The Art of Fielding
By Chad Harbach
For more than a decade Chad Harbach polished his prose in obscurity.
Sometimes he barely had a hundred bucks in his bank account, but he never stopped working on his writing.
Like his lead character, Henry Skrimshander, a young phenom playing for an unsung college team in Wisconsin, Harbach kept honing his craft until he approached perfection and achieved national recognition.
After countless rejections from the publishing world, Harbach is now a well-deserved best-selling author. But don’t think that “The Art of Fielding” is a baseball manual. It’s really a funny, inspired look at success, failure and romance, which spans Buddhism and Herman Melville as well as America’s pastime.
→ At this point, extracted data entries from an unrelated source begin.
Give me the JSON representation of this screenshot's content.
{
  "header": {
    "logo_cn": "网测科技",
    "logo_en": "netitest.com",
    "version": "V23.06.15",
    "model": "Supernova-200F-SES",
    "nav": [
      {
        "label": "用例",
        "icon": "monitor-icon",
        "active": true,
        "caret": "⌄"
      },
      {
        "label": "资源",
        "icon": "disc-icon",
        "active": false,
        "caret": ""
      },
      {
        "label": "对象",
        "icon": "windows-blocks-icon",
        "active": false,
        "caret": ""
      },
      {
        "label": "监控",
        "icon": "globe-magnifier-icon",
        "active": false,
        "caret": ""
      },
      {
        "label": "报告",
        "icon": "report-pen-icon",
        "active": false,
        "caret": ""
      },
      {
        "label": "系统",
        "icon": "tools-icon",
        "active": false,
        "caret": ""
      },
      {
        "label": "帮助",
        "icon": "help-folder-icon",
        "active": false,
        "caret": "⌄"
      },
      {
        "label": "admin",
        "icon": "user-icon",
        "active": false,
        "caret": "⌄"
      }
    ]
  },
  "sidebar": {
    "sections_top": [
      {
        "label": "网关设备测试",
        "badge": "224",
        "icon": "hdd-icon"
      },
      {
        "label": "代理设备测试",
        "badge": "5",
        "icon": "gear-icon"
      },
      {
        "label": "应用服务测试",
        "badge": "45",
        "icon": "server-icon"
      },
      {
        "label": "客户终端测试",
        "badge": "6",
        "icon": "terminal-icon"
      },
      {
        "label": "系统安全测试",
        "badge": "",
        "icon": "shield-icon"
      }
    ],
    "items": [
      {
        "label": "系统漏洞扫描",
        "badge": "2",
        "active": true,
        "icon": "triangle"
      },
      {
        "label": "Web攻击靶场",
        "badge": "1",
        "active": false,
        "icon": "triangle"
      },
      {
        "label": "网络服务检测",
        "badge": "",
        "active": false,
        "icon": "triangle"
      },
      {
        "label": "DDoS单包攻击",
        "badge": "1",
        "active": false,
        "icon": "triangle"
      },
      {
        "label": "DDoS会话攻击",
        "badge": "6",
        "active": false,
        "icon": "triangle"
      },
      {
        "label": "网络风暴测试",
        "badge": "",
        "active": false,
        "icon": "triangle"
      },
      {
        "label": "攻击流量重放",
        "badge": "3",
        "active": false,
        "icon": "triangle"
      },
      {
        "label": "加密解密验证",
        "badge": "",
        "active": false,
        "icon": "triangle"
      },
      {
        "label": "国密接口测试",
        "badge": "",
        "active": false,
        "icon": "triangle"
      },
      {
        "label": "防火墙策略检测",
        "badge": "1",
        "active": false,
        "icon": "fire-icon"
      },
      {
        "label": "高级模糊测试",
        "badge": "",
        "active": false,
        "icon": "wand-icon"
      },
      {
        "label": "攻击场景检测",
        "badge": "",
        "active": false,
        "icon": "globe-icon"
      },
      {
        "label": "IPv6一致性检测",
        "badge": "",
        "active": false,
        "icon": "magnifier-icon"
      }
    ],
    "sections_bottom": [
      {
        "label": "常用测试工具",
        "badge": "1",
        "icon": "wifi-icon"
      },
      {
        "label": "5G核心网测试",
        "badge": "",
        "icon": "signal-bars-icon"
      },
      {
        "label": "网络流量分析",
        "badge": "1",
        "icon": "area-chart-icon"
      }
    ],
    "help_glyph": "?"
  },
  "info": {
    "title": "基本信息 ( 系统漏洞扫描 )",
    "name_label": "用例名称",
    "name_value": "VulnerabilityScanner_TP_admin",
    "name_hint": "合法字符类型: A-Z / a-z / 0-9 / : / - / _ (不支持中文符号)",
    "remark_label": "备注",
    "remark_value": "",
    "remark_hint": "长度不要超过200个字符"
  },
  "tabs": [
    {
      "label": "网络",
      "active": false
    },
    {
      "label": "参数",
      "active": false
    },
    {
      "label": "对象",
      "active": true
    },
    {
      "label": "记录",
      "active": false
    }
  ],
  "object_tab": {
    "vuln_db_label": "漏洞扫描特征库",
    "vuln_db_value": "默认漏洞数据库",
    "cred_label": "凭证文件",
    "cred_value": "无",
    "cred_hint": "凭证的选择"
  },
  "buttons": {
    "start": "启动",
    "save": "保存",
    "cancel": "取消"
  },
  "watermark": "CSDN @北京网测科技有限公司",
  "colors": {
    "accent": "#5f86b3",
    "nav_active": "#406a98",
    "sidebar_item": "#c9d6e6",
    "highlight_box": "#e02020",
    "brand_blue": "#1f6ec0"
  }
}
The novel’s title refers to a slim book by a star shortstop (also fictitious) that Skrimshander carries around in his back pocket so he can ponder its pearls of wisdom like this one: “The shortstop is a source of stillness at the center of the defense. He projects this stillness and his teammates respond.”
As the central plot of the book Skrimshander has to overcome his inner demons on a diamond before a capacity crowd. The richly drawn characters revolving around him—his gay roommate, his team captain and the college president’s daughter—bring this “Art” to life, and the fate of their intense relationships keeps the reader glued to the page until the final out.